Last year's struggles against L.A. aren't forgotten. The Thunder went 1-3 against the Clippers, losing by an average margin of 9.7 points. That point differential included road losses by 12 and 15 points, respectively.
And the Clippers are even better this year.
L.A.'s core now has a year of experience to draw from, along with a bolstered bench that includes the addition of Jamal Crawford, Lamar Odom, Matt Barnes, Ryan Hollins and a healthy Eric Bledsoe. Those acquisitions have helped the Clippers get off to a sizzling start despite Chauncey Billups still being sidelined while recovering from an Achilles injury and Grant Hill (knee) yet to make his debut, also because of injury.
But what makes the Clippers such a difficult matchup is their ability to combat the Thunder's strong suits with similar, if not better, strengths.
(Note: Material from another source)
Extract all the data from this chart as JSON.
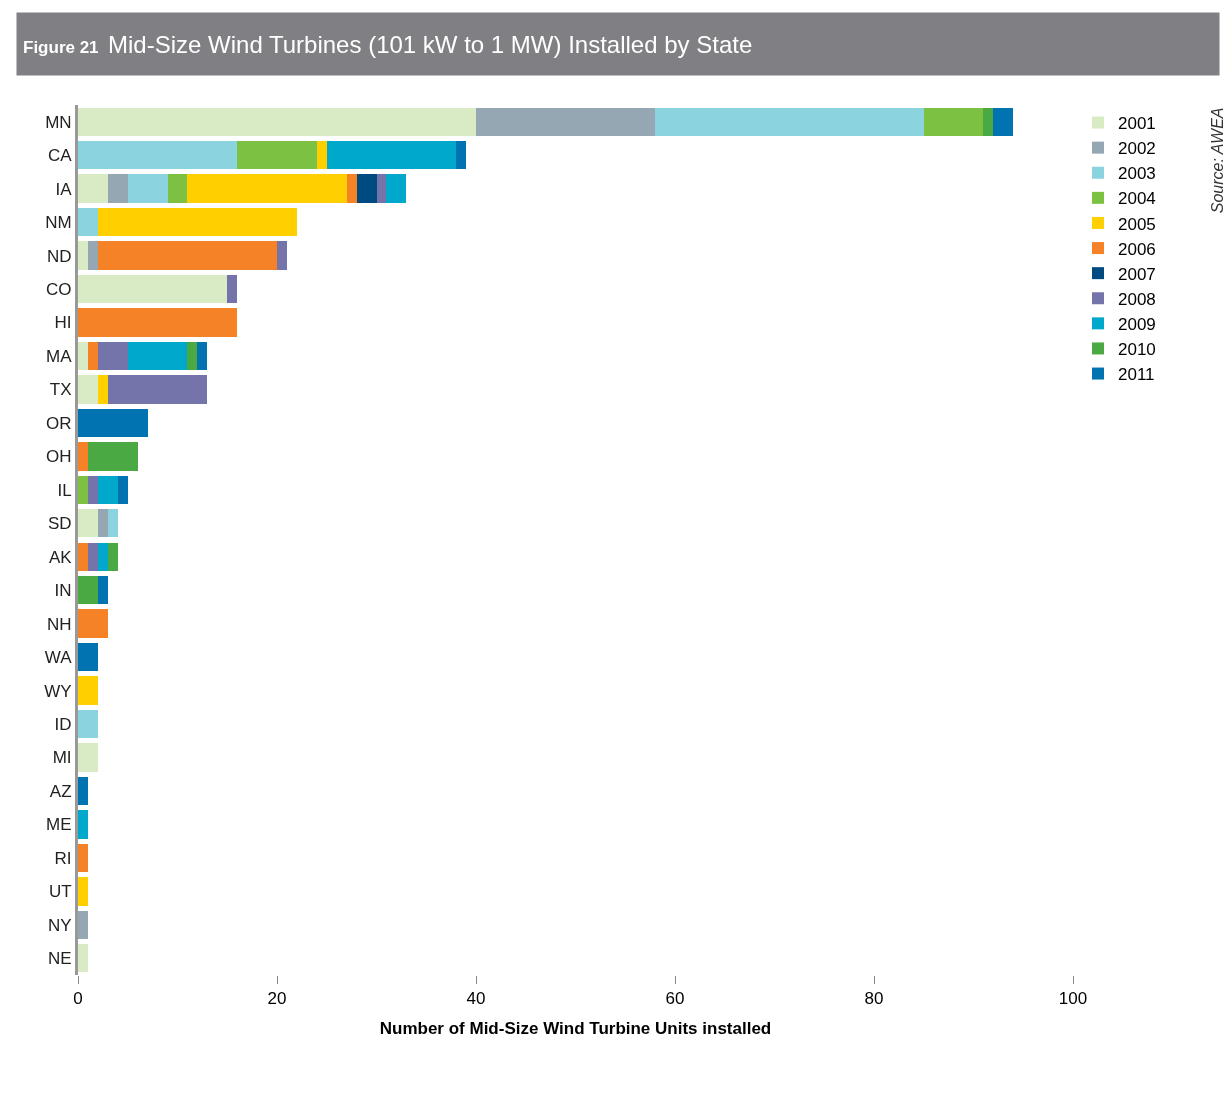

L.A. has the right blend of youth and athleticism, size and 3-point shooting, leadership and depth to deal with just about anything the Thunder throws its way. Few teams, if any, can counter OKC quite like the Clippers.
It's why a seven-game series between these two teams would be must-see TV but one the Thunder perhaps would rather avoid if possible.
“It'll be a good test for us, for sure,” said Nick Collison.
Let's label this first meeting a progress report.
The Thunder still is searching for its first “quality” win after rolling over teams like Detroit, Cleveland and Toronto. Oklahoma City's wins this season have come against opponents with a combined record of 26-44, a 0.371 winning percentage. Golden State, at 6-5, is the only team the Thunder has defeated that currently sports a winning record.
The Clippers, on the other hand, have wins against Memphis, the Lakers, San Antonio (twice) and Miami among other teams. Going into Tuesday's games, none of the Clippers' wins came against an opponent that currently has a losing record. L.A.'s wins have come against opponents with a combined 0.602 winning percentage.
“They're good,” Collison said. “I think they're tough on a lot of teams. Chris Paul's obviously very good in pick-and-rolls and he draws a lot of attention. But they've got other talented players around him so they're a tough team to beat.”
In Blake Griffin, who played at OCS and OU, and DeAndre Jordan, the Clippers have two athletic big men who complement Paul perfectly as options in the pick-and-roll game. With both Griffin and Jordan, the Clippers force the Thunder to be locked in at all times defensively or risk giving up momentum-swinging alley-oop dunks. And with Crawford, Barnes, Caron Butler and Willie Green, the Clippers have shooters who can make the Thunder's defense pay if too much emphasis is placed on keeping Paul, Griffin and Jordan out of the paint.
Beyond that, the Clippers' bench has been fabulous, leading all teams with 42.2 points per game — exactly 11 more a night than the Thunder's reserves contribute. Powered by their bench backcourt of Crawford, the team's leading scorer and the front-runner for Sixth Man of the Year, and Bledsoe, the ultra-athletic point guard, the Clippers are outscoring opposing benches by 18.1 points per game, good for second in the league behind Milwaukee.
“Their bench is much better than a year ago, and Bledsoe off the bench is a force,” Brooks said. “He has tenacity, he has toughness (and) he seems to always make the right plays, hustle plays.
“They had a good team last year, but obviously I think they're much better this year.”
Oklahoma City Thunder vs. Los Angeles Clippers
When: 6:30 p.m. Wednesday
Where: Chesapeake Energy Arena
TV: Fox Sports Oklahoma (Cox 37/HD 722, DirecTV 679, Dish 416, U-Verse 754/HD 1754), ESPN (Cox 29/HD 720, DirecTV 206, Dish 140, U-Verse 602/HD1602).
Radio: WWLS 98.1-FM, WWLS 640-AM
Three things to know
* The Thunder is 6-9 all-time against the Clippers, including a 1-3 record in last year's four-game series.
* The Clippers are on a league-best six-game winning streak and are the only remaining unbeaten team on the road this season.
* After averaging a league-worst 18.5 assists last year, the Thunder is now averaging 22.4 assists, good for seventh in the league before Tuesday's games. The Thunder is coming off back-to-back games of a recording a season-high 31 assists.